Hignell, walking with the assitance of a cane, received a standing ovation from players and colleagues alike for a special presentation to mark his retirement at the Guinness Premiership Awards, staged at Stamford Bridge on Wednesday evening. The Rugby Writers’ Club and RFU were due to make a presentation to Hignell after the game.
His commentary today for Radio 5 Live will be at an historic occasion: 81,000 spectators expected at Twickenham, a record for a club fixture, for the season finale between Wasps and Leicester.
Hignell was a rugby and cricket Blue at Cambridge a little more than 30 years ago, where he was the first to captain the University at both sports. He was still a student when he won the first of his 14 caps as a big-kicking full-back for England, before going on to play rugby for Bristol and county cricket for Gloucestershire.

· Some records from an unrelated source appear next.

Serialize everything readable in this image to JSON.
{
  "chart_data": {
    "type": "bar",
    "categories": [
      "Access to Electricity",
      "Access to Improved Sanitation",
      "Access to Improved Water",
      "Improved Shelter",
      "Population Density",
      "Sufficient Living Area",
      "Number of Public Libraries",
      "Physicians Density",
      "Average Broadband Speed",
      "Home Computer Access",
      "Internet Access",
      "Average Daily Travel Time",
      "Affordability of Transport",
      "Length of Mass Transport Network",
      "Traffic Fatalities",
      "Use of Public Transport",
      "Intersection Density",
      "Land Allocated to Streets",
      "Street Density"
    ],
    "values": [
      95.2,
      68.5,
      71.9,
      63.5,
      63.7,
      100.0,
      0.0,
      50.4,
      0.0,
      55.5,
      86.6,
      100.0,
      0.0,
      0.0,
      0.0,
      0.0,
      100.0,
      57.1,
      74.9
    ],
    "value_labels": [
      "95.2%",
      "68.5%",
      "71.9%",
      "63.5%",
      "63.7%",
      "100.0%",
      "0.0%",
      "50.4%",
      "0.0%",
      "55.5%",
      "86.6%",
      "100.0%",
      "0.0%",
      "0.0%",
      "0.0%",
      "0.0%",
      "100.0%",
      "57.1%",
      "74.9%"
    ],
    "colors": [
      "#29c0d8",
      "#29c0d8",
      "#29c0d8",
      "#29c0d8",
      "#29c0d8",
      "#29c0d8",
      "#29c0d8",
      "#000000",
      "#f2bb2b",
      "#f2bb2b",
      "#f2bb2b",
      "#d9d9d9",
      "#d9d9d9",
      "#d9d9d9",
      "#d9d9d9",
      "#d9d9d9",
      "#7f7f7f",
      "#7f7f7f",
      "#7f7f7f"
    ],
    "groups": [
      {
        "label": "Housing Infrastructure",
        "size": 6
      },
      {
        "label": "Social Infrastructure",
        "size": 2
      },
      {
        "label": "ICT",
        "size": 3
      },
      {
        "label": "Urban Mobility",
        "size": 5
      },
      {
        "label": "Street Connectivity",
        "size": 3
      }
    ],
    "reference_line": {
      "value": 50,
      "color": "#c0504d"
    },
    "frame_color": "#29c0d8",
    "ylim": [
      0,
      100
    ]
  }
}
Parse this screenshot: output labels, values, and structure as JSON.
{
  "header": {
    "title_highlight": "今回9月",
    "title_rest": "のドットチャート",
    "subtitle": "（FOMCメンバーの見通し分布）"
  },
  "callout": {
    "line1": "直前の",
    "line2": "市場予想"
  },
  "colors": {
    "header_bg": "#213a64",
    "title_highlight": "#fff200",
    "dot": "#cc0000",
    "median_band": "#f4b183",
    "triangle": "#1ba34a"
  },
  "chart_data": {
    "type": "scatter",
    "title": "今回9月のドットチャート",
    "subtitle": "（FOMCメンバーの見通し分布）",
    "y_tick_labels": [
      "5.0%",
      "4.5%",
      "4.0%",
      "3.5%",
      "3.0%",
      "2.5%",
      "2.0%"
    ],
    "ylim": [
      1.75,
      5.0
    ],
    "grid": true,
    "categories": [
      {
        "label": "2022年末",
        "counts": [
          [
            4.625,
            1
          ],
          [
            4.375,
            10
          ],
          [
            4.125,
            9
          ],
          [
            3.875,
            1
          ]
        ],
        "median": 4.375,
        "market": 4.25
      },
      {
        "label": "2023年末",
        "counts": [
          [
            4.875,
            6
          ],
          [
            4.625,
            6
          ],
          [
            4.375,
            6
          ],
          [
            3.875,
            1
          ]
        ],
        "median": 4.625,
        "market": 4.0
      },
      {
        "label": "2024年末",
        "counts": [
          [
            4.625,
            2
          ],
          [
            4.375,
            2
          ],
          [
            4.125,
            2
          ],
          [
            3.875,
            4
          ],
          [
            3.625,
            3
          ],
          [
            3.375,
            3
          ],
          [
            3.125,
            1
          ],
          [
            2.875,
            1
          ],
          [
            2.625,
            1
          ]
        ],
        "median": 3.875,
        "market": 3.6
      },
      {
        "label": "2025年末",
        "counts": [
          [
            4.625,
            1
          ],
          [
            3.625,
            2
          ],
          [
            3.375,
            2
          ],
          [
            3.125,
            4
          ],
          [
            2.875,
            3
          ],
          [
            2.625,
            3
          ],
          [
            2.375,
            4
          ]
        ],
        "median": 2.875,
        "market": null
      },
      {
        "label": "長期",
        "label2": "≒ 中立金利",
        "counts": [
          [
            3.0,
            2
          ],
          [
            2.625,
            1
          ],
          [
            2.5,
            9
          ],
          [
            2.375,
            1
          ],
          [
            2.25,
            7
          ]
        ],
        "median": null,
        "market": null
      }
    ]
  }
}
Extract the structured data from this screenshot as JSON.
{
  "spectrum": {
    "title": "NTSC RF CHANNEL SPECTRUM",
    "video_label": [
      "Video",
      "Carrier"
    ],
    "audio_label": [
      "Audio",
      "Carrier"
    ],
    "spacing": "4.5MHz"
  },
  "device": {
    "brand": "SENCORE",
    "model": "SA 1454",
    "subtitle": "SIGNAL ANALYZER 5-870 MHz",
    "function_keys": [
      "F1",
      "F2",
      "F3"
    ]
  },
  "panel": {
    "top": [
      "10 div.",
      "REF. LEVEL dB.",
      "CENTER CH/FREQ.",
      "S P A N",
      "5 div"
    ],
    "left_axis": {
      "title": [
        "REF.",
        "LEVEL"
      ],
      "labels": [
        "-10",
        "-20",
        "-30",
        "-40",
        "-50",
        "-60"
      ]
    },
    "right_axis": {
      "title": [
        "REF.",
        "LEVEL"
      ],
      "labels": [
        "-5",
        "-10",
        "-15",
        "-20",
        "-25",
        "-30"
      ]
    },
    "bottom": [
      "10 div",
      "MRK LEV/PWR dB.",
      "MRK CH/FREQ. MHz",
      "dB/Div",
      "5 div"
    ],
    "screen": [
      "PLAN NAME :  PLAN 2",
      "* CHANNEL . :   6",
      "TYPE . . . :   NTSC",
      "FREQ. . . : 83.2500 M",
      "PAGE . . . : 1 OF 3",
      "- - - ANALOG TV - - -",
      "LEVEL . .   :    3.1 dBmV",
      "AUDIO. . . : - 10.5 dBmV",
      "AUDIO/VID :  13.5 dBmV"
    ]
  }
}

He made his England debut, aged 19, in 1975 in a brutal encounter with Australia in Brisbane – eight days later he was playing for Gloucestershire against Middlesex at Bristol, and five weeks later he made 60 in the Varsity match.
After leaving university, he continued playing rugby for Bristol and England in the winter while working as a history teacher and cricket coach (including at Bristol Cathedral School and Sherborne School), and cricket for Gloucestershire in the summer. He won the last of his 14 England rugby caps in 1978-79 and retired from first-class cricket in 1983.
He has covered every major rugby event, both home and international, since 1991. From 1989, he commentated on World Cups and Lions tours for HTV, then joined 5 Live in 1996.
Speaking last year about his illness, Hignell described himself as “lucky”.
“I am lucky also that, while my MS affects my limbs – my right leg does not do half the things I want it to do, and my right arm appears to be on go-slow – it does not, as it does for some people, affect the voice or the eyes.
“My problems can therefore be managed; by using an electric buggy, by living in an apartment with no stairs and no garden, by a support worker who drives me around the country, by a speech recognition programme on my computer, by a further session of physio at Kinetic Fitness Studios in Bristol every Thursday and by my Monday re-charge at the Treatment Centre in Nailsea.”
Barry Newcombe, President of the Rugby Writers’ Association as well as chairman of the SJA, paid tribute, saying, “Alistair was a throwback to the time when gifted sportsmen were able to reach the top in more than one sport, and he brought his versatility and dedication to the press box.
“BBC colleagues speak glowingly of his dedication to the task in last year’s Rugby World Cup in France with its demands on stamina and concentration.”